I’ve been reading one of Calasso’s last big books – The Celestial Hunter. As is often the case with Calasso, I am struck not just by the “shock of recognition”, but by the shock of deja-ecrit. The theme of this book – the dive into the period 20 thousand years ago when God saw that the world was good and the people in it saw that the world and the animals and the trees and the spirits were immensely bigger than they were – is more than congenial to me. It touches on an obsession of mine, which springs from having read books about the cave paintings and being fascinated by Chauvet (which I have “seen”, in as much as seeing it is going to a cave that is the simulacra of it). Long ago, in 2006, I wrote a review of a book by Greg Curtis, a man who edited Texas Monthly and then just suddenly decided to follow his spirit and write  a book about cave painting, I wrote, in part:

 

“Reading it, we were struck like by 100 000 volts that during the Upper Paleolithic – that wonderful time when there were, max, 150 000 people in Europe, and life was good for around twenty thousand years - the cave artists generally didn’t draw or paint or engrave people. There were your stray vulvas, the masked bird man, many hand prints, but generally – no people. Instead, there were mammoths. There were lions. There were rhinos and horses. Oddly, much fewer reindeer, even though reindeer meat was the spam of the Paleolithic – it was always poached reindeer for breakfast, fricasseed reindeer for lunch, and reindeer pudding for dinner. We are often told how to evolution stories about this or that human habit, but in reality, the way those how to stories are formed is that evo psychologists extrapolate back from ‘primitive people’ of today to those wandering around 200,000 years ago. However, this habit is in serious disconnect from archeologists, who have long held that ethnography of people today, in no matter what state of society they live in, is essentially unhelpful when trying to reconstruct the way the inhabits of the Eurasia 30,000 years ago lived. It is impossible not to imagine back using our PBS/National Geographic images, but what tribe do we know of that doesn’t draw people? Deleuze and Guattari talk of the special faciality of the West – this seems right, on all accounts – but to show so little interest in people when one has mastered perspective, and the expressive character of animals? That seems quite significant. But of what? Well, this is where speculation is dumb, but irresistible.”

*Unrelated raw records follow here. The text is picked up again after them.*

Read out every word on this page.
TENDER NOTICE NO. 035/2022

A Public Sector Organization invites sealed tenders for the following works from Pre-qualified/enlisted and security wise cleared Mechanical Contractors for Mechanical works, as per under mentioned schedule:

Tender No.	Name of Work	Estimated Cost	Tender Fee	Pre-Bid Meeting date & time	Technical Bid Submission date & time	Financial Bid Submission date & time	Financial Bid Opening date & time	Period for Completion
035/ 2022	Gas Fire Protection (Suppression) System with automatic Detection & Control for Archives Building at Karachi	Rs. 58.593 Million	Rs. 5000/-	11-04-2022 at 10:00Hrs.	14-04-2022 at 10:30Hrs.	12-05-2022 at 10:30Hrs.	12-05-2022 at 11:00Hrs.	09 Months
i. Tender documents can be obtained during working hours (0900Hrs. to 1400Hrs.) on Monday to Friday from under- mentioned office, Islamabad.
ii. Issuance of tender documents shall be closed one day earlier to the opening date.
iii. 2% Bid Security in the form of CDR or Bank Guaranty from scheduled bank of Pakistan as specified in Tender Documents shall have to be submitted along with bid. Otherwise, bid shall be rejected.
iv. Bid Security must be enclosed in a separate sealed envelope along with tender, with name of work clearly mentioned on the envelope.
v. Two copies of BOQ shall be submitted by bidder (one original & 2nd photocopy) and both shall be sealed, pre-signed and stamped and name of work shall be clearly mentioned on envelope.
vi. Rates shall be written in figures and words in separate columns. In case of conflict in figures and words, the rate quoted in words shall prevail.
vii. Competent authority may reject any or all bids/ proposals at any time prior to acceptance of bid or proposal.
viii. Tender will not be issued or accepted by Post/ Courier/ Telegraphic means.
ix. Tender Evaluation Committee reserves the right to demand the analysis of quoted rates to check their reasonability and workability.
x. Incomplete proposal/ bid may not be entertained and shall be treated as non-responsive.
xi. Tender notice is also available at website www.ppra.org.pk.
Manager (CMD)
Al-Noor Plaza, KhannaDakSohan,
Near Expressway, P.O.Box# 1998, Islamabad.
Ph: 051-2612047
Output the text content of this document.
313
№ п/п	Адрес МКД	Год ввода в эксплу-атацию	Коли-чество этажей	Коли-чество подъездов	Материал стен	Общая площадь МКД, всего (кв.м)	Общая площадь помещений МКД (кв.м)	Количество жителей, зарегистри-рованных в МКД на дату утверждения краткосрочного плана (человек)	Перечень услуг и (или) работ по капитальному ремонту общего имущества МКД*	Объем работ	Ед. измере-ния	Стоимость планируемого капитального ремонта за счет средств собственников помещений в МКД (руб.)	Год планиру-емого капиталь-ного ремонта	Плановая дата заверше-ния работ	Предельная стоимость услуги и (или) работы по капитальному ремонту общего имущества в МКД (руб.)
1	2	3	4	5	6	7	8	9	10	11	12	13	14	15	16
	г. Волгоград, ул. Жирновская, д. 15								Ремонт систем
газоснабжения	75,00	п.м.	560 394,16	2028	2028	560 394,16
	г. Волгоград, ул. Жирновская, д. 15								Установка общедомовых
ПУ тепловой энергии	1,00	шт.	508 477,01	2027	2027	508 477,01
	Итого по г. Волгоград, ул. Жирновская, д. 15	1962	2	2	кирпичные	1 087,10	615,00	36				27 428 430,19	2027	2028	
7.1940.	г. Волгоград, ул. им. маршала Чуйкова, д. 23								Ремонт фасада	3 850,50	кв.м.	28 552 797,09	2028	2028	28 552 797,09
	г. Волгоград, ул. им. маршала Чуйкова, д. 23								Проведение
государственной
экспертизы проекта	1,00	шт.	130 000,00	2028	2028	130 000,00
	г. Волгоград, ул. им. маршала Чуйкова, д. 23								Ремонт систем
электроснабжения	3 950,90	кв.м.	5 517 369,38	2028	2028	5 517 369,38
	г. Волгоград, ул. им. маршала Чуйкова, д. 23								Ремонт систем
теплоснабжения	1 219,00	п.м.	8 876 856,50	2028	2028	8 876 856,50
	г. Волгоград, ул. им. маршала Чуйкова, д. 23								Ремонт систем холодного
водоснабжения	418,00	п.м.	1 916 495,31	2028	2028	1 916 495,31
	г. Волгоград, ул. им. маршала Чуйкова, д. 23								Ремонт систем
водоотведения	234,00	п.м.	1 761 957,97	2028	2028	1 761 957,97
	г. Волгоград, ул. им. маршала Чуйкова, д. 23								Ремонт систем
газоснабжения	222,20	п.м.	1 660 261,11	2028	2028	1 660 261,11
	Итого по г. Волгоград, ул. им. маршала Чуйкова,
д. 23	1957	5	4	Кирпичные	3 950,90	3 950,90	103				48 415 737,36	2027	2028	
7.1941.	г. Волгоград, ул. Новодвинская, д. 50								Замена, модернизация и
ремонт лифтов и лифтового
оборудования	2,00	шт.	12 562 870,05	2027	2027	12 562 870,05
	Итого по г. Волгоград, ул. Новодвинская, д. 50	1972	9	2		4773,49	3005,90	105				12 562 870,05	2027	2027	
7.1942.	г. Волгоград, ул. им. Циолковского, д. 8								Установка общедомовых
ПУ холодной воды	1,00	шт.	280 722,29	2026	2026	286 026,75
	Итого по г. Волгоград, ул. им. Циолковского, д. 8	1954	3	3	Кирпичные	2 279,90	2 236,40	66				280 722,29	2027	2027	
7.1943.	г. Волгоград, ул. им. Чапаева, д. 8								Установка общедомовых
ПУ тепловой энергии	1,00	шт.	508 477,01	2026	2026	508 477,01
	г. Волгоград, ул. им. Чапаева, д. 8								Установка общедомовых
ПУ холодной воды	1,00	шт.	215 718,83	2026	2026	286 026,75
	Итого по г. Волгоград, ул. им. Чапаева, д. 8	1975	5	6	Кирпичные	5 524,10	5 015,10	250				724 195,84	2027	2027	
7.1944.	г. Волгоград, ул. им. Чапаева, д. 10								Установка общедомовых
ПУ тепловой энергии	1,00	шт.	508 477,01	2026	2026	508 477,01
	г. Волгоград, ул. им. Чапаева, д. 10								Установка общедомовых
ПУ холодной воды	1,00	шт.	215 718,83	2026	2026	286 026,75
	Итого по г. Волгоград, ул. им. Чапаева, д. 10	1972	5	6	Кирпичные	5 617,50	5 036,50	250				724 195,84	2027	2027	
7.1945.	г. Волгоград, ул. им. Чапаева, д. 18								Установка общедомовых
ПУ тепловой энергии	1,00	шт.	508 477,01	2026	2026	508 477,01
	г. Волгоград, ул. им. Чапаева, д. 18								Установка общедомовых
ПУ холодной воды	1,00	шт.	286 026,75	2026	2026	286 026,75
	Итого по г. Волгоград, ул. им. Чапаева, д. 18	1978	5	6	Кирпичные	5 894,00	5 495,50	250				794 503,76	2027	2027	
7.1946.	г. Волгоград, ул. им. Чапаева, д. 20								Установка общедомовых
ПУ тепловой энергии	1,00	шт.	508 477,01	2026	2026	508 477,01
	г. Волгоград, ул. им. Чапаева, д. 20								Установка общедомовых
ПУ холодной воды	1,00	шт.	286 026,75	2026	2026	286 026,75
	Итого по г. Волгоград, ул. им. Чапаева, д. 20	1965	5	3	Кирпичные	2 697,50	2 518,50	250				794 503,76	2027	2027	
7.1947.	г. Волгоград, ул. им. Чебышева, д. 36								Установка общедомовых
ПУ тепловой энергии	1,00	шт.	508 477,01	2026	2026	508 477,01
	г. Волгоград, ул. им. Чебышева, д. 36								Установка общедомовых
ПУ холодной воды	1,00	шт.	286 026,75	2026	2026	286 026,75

I went on to outline my speculative position:  the cave art of 25,000 years ago, with its relative  absence of the human, marks the time when – just perhaps – humans did not assume they would prevail. They did not even assume they were superior, since of course they knew – the horse was superior for speed, the lion and tiger and bear was superior for strength, the bird for flight, and so on.

There wasn’t - I would speculate, in this scene still dotted with other hominid candidates for most likely to survive - the sense that homo sapiens was superior in any department at all.

Calasso’s book is more sophisticated than my speculation, but it shares the sense that “man” was level with “nature” – in fact, that split between the humans and nature was inconceivable because neither category in the modern sense existed. Enemy and friend, transformation and death, hunting and eating existed. “When it began, the hunt was not a person who pursued an animal. It was a being who pursued an other being. No one could say with certainty who was who. The pursued animal could be a transformed man, or a god, or simply an animal, or a spirit or a something dead.”

And so it was I think through most of the Holocene. This recent change of earth time – the Anthropocene – was prefigured when a divide, a borderline was built, in heads and hearts and fields. Did that border have to thicken into plastic strewn oceans and the kind of yuck that we can see in pictures of the aftermath of Hurricane Ian? I don’t believe it. What is strange about the anthopocene story is that we have a story from science that would make sense to the cavepainters – that we are brothers and sisters of other animal tribes, that there is nothing called “nature” that causes anything, that everything has a material unity that we can play with but never overstep, that metamorphosis is life.